Competing in Exile with Russian
In Vilnius, Lithuania, a state gymnasium named after Francysk Skaryna – a famed Belarusian humanist, physician, and translator – has educated students in Belarusian for many years. However, with the influx of refugees that followed the 2020 crackdown, parents have found it difficult to get their kids into the school. There is also a private Belarusian school in the city, but at about 500 euros per month, not all parents can afford to pay so much for their child’s education. Belarusians have asked the authorities to open another school, but so far to no avail.
Russian-language schools have thus become an alternative for children of Belarusian migrants – there are 28 such schools in the country.
Katerina emigrated with her family in 2021 to Lithuania, but no Belarusian schools could be found where they settled. Intimated by having to suddenly learn all school subjects in Lithuanian, her son asked to attend one of several nearby Russian-language schools. Yet even here in a foreign country, the use of Belarusian led to friction.
“In Belarus, my son studied in a Belarusian-language school, and in the new school for the first year he labeled his notebooks sshytak in Belarusian, not using the Russian word for ‘notebook.’ ”
Then her son got into a confrontation with the Russian language teacher, who insisted he label his notebooks “lesson in the mother tongue,” she said.

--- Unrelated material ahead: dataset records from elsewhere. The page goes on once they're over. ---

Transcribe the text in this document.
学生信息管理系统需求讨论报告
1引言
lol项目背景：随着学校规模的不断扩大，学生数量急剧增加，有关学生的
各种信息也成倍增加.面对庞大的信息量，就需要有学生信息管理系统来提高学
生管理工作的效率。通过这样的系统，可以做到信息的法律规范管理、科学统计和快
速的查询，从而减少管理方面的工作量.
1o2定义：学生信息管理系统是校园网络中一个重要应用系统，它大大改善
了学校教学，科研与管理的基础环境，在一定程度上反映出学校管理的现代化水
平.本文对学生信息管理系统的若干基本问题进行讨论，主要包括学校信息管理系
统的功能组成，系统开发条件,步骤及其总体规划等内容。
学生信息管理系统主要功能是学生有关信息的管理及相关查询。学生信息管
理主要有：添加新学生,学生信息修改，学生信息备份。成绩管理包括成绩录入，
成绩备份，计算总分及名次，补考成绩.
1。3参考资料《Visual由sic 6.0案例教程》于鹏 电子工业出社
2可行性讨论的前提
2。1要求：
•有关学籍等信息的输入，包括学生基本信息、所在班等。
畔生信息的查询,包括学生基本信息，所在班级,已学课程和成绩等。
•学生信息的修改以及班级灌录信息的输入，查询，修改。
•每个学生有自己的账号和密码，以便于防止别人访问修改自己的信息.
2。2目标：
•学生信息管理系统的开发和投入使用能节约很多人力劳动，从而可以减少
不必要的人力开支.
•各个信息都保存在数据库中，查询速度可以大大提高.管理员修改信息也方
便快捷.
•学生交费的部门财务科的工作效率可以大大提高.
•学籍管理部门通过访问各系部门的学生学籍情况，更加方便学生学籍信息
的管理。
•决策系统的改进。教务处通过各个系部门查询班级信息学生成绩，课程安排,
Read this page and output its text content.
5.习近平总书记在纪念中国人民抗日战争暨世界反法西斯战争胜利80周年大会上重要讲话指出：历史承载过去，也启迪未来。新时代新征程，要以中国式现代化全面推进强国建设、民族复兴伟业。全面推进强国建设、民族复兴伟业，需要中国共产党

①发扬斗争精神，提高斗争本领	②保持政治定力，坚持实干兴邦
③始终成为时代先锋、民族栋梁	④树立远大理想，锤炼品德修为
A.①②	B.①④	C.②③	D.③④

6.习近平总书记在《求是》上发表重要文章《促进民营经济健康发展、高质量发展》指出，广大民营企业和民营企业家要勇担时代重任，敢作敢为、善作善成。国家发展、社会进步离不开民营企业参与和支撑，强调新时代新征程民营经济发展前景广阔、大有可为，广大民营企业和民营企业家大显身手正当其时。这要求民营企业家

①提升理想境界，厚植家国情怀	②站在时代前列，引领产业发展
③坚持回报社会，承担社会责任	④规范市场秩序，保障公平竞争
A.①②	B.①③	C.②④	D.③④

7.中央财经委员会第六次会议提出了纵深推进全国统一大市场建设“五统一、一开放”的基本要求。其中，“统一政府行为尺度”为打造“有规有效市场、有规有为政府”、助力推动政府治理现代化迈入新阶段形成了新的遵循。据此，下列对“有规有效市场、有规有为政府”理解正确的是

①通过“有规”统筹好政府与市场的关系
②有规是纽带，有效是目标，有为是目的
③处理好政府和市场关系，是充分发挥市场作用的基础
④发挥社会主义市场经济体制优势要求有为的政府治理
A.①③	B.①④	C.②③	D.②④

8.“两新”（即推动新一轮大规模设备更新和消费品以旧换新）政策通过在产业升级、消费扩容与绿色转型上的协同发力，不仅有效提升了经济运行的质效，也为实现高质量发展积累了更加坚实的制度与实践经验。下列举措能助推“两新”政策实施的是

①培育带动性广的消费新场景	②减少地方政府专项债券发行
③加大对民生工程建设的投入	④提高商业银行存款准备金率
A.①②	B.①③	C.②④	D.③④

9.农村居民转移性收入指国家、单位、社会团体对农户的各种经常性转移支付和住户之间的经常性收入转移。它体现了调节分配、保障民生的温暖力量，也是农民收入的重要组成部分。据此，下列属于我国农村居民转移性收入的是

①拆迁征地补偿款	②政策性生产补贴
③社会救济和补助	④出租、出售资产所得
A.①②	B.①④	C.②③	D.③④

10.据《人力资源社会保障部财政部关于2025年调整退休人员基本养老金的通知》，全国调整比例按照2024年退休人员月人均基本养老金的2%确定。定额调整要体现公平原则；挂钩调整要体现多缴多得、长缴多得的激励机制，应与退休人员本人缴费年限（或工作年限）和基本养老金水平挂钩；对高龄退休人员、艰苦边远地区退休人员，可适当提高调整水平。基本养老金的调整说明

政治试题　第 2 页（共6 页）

“But my son wrote not ‘mother tongue,’ but ‘Russian language.’ The teacher asked him many times to correct it, and once he himself crossed out the word ‘Russian’ with a red pen and corrected it to ‘mother.’ But my son said that he could not write it like that because Russian is not his mother language.”
Unfortunately, Katerina said, the necessity to learn so many languages at once has pushed the Belarusian language into the background. “We would like to keep the children interested in Belarusian, but taking into account that there are three languages at school – Lithuanian, Russian, and English – it is a very tough task. My daughter, for example, finds foreign languages very difficult.”

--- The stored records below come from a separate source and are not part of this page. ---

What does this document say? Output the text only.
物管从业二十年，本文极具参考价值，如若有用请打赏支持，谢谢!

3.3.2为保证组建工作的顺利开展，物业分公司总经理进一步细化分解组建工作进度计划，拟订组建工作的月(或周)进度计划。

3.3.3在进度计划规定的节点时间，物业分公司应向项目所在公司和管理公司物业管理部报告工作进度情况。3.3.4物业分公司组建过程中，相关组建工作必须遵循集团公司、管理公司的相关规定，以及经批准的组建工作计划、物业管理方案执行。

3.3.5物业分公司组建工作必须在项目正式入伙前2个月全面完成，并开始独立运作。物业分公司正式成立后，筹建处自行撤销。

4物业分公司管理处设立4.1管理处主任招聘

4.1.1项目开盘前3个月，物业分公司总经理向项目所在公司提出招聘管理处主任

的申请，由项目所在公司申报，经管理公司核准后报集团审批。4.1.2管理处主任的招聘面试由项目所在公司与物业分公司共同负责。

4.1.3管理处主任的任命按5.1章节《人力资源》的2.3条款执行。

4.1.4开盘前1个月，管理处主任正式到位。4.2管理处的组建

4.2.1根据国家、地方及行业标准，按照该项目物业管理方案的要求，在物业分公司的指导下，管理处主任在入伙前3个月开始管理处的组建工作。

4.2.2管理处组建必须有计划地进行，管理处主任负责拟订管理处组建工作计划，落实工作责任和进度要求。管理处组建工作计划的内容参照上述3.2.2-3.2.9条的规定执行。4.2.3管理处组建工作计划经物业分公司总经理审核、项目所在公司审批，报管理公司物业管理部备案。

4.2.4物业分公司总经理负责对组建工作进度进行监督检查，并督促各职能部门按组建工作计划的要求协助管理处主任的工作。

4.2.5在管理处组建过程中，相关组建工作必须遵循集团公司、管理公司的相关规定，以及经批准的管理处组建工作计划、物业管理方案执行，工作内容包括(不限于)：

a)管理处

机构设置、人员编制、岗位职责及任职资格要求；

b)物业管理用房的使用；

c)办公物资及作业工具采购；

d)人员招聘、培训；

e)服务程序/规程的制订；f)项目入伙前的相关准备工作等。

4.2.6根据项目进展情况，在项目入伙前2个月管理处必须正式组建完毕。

Another country that received a large number of Belarusian migrants was Georgia. One of them, Ania worked for many years in preschool education in Belarus, and has managed to stay in the field even after her move, teaching the children of Belarusian emigrants. She developed her own teaching materials and now uses them in her private class of six youngsters.

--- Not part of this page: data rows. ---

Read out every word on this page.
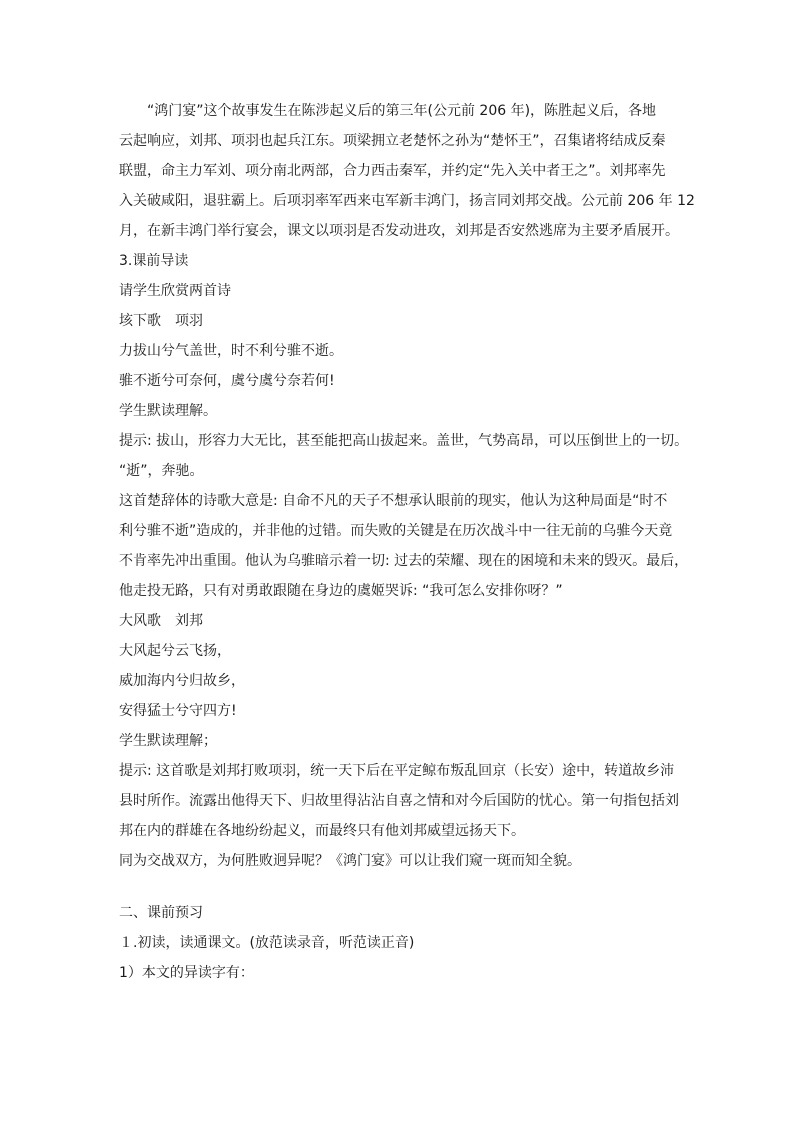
“鸿门宴”这个故事发生在陈涉起义后的第三年(公元前 206 年)，陈胜起义后，各地
云起响应，刘邦、项羽也起兵江东。项梁拥立老楚怀之孙为“楚怀王”，召集诸将结成反秦
联盟，命主力军刘、项分南北两部，合力西击秦军，并约定“先入关中者王之”。刘邦率先
入关破咸阳，退驻霸上。后项羽率军西来屯军新丰鸿门，扬言同刘邦交战。公元前 206 年 12
月，在新丰鸿门举行宴会，课文以项羽是否发动进攻，刘邦是否安然逃席为主要矛盾展开。
3.课前导读
请学生欣赏两首诗
垓下歌　项羽
力拔山兮气盖世，时不利兮骓不逝。
骓不逝兮可奈何，虞兮虞兮奈若何!
学生默读理解。
提示: 拔山，形容力大无比，甚至能把高山拔起来。盖世，气势高昂，可以压倒世上的一切。
“逝”，奔驰。
这首楚辞体的诗歌大意是: 自命不凡的天子不想承认眼前的现实，他认为这种局面是“时不
利兮骓不逝”造成的，并非他的过错。而失败的关键是在历次战斗中一往无前的乌骓今天竟
不肯率先冲出重围。他认为乌骓暗示着一切: 过去的荣耀、现在的困境和未来的毁灭。最后，
他走投无路，只有对勇敢跟随在身边的虞姬哭诉: “我可怎么安排你呀？”
大风歌　刘邦
大风起兮云飞扬，
威加海内兮归故乡，
安得猛士兮守四方!
学生默读理解；
提示: 这首歌是刘邦打败项羽，统一天下后在平定鲸布叛乱回京（长安）途中，转道故乡沛
县时所作。流露出他得天下、归故里得沾沾自喜之情和对今后国防的忧心。第一句指包括刘
邦在内的群雄在各地纷纷起义，而最终只有他刘邦威望远扬天下。
同为交战双方，为何胜败迥异呢？《鸿门宴》可以让我们窥一斑而知全貌。
二、课前预习
１.初读，读通课文。(放范读录音，听范读正音)
1）本文的异读字有：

“The children willingly learn Belarusian – they realize that it is their native language,” Ania said. “Strange as it may seem, but it was here, in Georgia, in emigration, that the Belarusian language became much more present in my life. I have friends who always speak Belarusian in everyday life, and there are many places where Belarusian migrants gather and speak their native language.”
Pointing to the growing popularity of Belarusian among young people, Ania sounded a note of optimism, saying that TikTok, for example, now has an increasing amount of clips in the language, a big contrast to pre-2020 days. “The Belarusian language has a future. If parents explain to their children that the language is important, it will be preserved.”
Good teachers of Belarusian can still be found in Belarus, she said, praising their dedication despite the obvious risks. “Some work as tutors and have their own pages on social networks, where they popularize their native language.
“Nowadays in Belarus such pages are monitored, and law enforcement can come to check” the teachers, Ania said. “That’s how it is now.”